Background: Bacterial antibiotic resistance (AR) poses a serious global health threat and is currently responsible for approximately 1.27 million deaths worldwide, a toll that is estimated to soar to over 10 million deaths per year by 2050 if left unchecked. Important factors contributing to the increase in AR include the widespread over-prescription of antibiotics, their misuse in animal husbandry, inadequate sewage treatment, and environmental contamination. These troubling trends have converged to spawn the emergence and spread of multidrug-resistant bacteria or “superbugs” that could overwhelm current antimicrobial interventions. Thus, there is a pressing need for discovering new antibiotics and innovating complementary strategies to combat AR. 

One strategy, dubbed Pro-Active Genetics (Pro-AG), was developed previously in a close collaborative effort between my group and Victor Nizet's lab at UC San Diego School of Medicine) (Valderrama et al., 2019; Nat. Comm. 10, 5726). This CRISPR-based technology is similar to the methodology underlying so-called gene-drives in insects (also developed in the Bier lab - see Bier, 2022; Nat. Rev. Genet. 23, 5-22) wherein a genetic cassette is efficiently copied between genomes. In case of Pro-AG, this copying takes place between two autonomously replicating plasmids, which often carry genes conferring antibiotic resistance. The prototype Pro-AG system we developed using multiple plasmids targeted insertion of a gene cassette carrying a single guide RNA (sgRNA) into the b-lactamase gene to inactivate it and thereby restore sensitivity to the antibiotic Ampicillin. Compared to prior CRISPR schemes designed to cut and destroy AR bearing plasmids, which resulted in ~100 fold reduction in AR, the Pro-AG system reduced the frequency of AR colonies by ~100,000 fold. A key factor underlying efficiency of Pro-AG was a positive feedback cycle wherein copying of the sgRNA bearing cassette into the target plasmid increased levels of the sgRNA, which proved to be a limiting component.

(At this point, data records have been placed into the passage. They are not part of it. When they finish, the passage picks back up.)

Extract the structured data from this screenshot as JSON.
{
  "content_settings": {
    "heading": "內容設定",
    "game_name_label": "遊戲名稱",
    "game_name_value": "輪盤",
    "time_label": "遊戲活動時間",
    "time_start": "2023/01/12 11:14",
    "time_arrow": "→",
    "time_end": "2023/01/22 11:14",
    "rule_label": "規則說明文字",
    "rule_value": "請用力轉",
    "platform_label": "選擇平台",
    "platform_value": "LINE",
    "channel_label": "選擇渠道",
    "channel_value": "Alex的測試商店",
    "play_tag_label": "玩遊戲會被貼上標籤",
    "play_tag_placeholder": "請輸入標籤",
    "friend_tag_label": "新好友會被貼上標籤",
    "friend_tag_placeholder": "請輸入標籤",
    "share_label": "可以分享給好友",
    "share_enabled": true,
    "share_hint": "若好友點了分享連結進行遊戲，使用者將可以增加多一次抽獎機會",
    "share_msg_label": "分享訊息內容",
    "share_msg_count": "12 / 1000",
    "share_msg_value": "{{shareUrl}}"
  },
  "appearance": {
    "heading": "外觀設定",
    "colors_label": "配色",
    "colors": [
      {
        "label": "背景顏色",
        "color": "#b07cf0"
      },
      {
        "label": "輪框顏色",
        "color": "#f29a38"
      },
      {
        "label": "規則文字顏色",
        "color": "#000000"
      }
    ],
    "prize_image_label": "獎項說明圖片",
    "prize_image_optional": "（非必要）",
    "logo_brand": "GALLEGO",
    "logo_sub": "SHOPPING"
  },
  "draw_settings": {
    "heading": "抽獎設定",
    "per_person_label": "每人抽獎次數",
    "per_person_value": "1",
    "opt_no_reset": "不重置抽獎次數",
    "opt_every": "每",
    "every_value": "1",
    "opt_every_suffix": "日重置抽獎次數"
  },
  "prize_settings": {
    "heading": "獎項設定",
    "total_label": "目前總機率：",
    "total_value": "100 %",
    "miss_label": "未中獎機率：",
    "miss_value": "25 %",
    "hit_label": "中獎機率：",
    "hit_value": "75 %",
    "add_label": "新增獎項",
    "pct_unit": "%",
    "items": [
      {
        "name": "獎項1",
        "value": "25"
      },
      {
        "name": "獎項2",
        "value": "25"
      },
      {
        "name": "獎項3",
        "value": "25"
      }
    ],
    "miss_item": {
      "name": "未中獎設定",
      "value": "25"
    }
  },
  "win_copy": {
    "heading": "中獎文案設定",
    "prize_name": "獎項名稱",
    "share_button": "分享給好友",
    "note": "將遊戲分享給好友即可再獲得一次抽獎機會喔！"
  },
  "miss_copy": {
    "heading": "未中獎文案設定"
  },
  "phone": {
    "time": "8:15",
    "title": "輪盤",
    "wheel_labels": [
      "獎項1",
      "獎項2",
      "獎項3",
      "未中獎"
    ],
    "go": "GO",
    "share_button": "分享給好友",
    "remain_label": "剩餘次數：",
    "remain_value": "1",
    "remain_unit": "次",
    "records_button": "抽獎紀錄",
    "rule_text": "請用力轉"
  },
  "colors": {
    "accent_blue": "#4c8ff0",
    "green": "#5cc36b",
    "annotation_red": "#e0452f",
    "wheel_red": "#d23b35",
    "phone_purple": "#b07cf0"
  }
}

Current Study: In a new collaborative study together with the Meyer lab (University of California, San Diego), first author Saluja Kaduwal (Bier lab) developed supped up "Pro-AG-MobV" platform that combines the separate CRISPR components (e.g., Cas9, sgRNA, and l-Red recombination cassette) from the original prototype system. In addition to consolidating these elements into a unitary systems the Pro-AG-MobV plasmid is also endowed with ability to spread between bacterial cells by a process known as conjugal transfer - the mating equivalent for bacteria (See Figure). We also characterized another highly efficient process that eliminates the AR gene, referred to as homology based deletion (HBD), wherein a target gene flanked by short repeated sequences can be deleted by directing Cas9 cutting to anywhere between the repeats. Saluja analyzed the mechanistic underpinnings of HBD, and applied it to creating a mitigating system for deleting a potentially undesired gene cassette (e.g., one carrying Pro-AG components) as a safety measure akin to technologies that have developed to eliminate errant gene-drives in insects (Xu et al., 2020; Molecular Cell 80, 246-262) should the need arise.

Saluja also showed that the Pro-AG-MobV plasmid is indeed capable of spreading between bacterial cells as intended, and moreover that it does so with particular efficiency when bacteria coat surfaces in biofilms. This context for combatting AR is particularly important since biofilms are one of the most challenging forms of bacterial growth to combat in the clinic or in enclosed environments such as aquafarm ponds or sewage treatment plants.

Although we focus in this study on showing that the new all-in-one Pro-AG-MobV system can efficiently reduce AR in bacterial population by as much as five orders of magnitude, we point out that the same technology should be readily adaptable for a broad variety of purposes to efficiently edit bacterial genes responsible for pathogenic bacterial behaviors. In addition, Saluja and Elizabeth Stuart from the Meyer lab show that components of the Pro-AG system also can be carried by a bacterial virus (bacteriophage or phage). This dual plasmid/phage carriage opens the door to engineering new versions of Pro-AG plasmids and viruses that can act in a coordinated fashion to counter the evolution of bacterial resistance to phage treatments.